2. Don’t feed your worries with too much information; focus on lowering your anxiety. What you don’t want to do is feed your irrational anxiety by going down rabbit holes of information.
While getting information often helps with rational anxiety—enables you to see clear, realistic options—with irrational anxiety, it only makes your obsessing worse as you get flooded with often contradictory information. Instead, realize that the problem isn’t about possible lab results but that your anxiety is running amok—it’s time to lower your stress and not try to fix the irrational problem.
3. Ask yourself: Why now? Often, these worries go up and down. If so, the question is, why now and not yesterday? Usually, the trigger is something seemingly unrelated—you didn’t sleep well, you feel sick, or you are stressed out at your new job. Here, anxiety is moving toward your Achilles Heel—your health or your work performance—and you need instead to get more sleep or reduce your stress.
4. Distract your brain, or be mindful. You want to get out of your anxious, irrational brain into your rational brain. Here, you put on music you like, do meditation or yoga, focus on making dinner, or call up a friend and go to a movie. This is about redirection, not sweeping problems under the rug but calming your nervous system.
5. Just stop. The stop technique is about realizing when your obsessive thoughts are taking over. All you need to do is say, “Stop!” to yourself. That said, you may find yourself doing this a few hundred times a day at first.
This technique works because it makes you sensitive when the runaway horse starts running; by saying stop, you get to pull on the reins. This is about rewiring your brain. It will take some time, but your brain will learn to adjust, giving you more control.

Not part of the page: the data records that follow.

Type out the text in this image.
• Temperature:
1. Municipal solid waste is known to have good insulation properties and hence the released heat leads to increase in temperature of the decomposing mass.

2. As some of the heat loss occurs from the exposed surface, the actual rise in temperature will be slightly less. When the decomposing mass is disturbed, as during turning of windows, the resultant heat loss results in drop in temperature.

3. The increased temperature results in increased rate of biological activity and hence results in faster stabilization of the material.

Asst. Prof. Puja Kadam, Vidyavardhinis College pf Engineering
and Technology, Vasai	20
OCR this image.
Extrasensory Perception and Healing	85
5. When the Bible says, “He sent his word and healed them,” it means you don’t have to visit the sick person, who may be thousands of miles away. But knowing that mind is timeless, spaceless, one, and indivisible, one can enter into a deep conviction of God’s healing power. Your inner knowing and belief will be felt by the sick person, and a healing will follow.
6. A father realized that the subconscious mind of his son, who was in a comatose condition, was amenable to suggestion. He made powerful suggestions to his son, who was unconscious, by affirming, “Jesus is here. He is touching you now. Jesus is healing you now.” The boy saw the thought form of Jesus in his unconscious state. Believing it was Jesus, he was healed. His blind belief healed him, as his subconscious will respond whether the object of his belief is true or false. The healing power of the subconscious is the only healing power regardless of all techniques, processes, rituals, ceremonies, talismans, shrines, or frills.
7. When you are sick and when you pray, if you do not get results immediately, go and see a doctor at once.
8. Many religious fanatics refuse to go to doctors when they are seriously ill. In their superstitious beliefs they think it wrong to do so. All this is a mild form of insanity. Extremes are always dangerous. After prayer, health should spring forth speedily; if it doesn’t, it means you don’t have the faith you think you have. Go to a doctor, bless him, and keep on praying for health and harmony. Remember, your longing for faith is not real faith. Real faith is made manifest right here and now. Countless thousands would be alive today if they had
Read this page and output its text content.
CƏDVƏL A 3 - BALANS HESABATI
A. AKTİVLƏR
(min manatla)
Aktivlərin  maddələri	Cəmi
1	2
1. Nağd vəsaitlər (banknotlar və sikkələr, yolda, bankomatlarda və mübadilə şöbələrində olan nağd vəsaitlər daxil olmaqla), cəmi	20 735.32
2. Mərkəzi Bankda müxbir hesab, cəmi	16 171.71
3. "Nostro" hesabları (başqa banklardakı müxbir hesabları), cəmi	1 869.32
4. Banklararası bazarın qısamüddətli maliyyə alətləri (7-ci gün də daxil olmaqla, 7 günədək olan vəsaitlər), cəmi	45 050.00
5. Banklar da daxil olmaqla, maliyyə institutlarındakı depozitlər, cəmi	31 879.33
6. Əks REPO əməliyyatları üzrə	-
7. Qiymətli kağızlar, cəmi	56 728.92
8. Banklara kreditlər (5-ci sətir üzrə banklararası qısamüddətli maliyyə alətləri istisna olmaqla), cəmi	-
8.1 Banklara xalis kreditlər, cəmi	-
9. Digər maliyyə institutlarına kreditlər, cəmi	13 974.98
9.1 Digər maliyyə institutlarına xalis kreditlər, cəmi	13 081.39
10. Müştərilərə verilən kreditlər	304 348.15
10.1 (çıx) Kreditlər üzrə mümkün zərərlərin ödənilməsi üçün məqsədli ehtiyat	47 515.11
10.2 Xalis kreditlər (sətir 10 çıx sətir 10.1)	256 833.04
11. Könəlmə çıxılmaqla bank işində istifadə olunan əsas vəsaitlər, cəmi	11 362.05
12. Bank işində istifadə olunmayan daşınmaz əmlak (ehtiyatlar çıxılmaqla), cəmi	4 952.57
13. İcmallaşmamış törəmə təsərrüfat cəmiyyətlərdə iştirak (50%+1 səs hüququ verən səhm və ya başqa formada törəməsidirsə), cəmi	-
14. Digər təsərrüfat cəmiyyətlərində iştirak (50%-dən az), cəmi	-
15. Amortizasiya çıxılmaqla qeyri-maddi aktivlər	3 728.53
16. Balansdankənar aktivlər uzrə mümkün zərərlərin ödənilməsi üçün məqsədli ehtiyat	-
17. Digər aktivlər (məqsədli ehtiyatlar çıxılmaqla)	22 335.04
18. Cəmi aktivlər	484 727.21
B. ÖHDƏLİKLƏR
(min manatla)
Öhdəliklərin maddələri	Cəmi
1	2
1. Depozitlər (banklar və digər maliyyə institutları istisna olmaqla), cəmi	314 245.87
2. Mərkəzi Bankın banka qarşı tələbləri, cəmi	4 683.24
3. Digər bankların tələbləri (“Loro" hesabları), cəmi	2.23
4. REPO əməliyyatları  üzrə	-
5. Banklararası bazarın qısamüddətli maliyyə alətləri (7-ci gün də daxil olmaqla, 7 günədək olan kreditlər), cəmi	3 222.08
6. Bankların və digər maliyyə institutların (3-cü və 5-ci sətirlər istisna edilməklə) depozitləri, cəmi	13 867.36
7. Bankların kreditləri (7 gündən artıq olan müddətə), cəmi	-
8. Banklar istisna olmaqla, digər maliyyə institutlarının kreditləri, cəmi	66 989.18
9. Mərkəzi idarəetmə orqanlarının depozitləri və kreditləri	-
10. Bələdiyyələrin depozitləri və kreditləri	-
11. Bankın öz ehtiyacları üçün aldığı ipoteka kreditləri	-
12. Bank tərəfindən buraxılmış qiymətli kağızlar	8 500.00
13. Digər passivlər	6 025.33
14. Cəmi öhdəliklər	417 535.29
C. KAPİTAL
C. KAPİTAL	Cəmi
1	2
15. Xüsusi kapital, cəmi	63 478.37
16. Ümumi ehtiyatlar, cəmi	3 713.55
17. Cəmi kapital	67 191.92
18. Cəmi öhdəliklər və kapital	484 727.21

6. Consider medication. Because this is anxiety-driven, even a low-dose medication can help keep you in your rational brain. Talk with your doctor.
Obsessive thoughts can be overwhelming because you feel like you are not in control. The keys are sorting out the rational from the irrational. And if you find yourself struggling with more irrational anxiety, try seeing your overall obsessive thinking as the challenge you want to tackle: Not listening to what your anxiety brain is telling you, but instead recognizing what is happening in your brain and focusing on lowering your anxiety.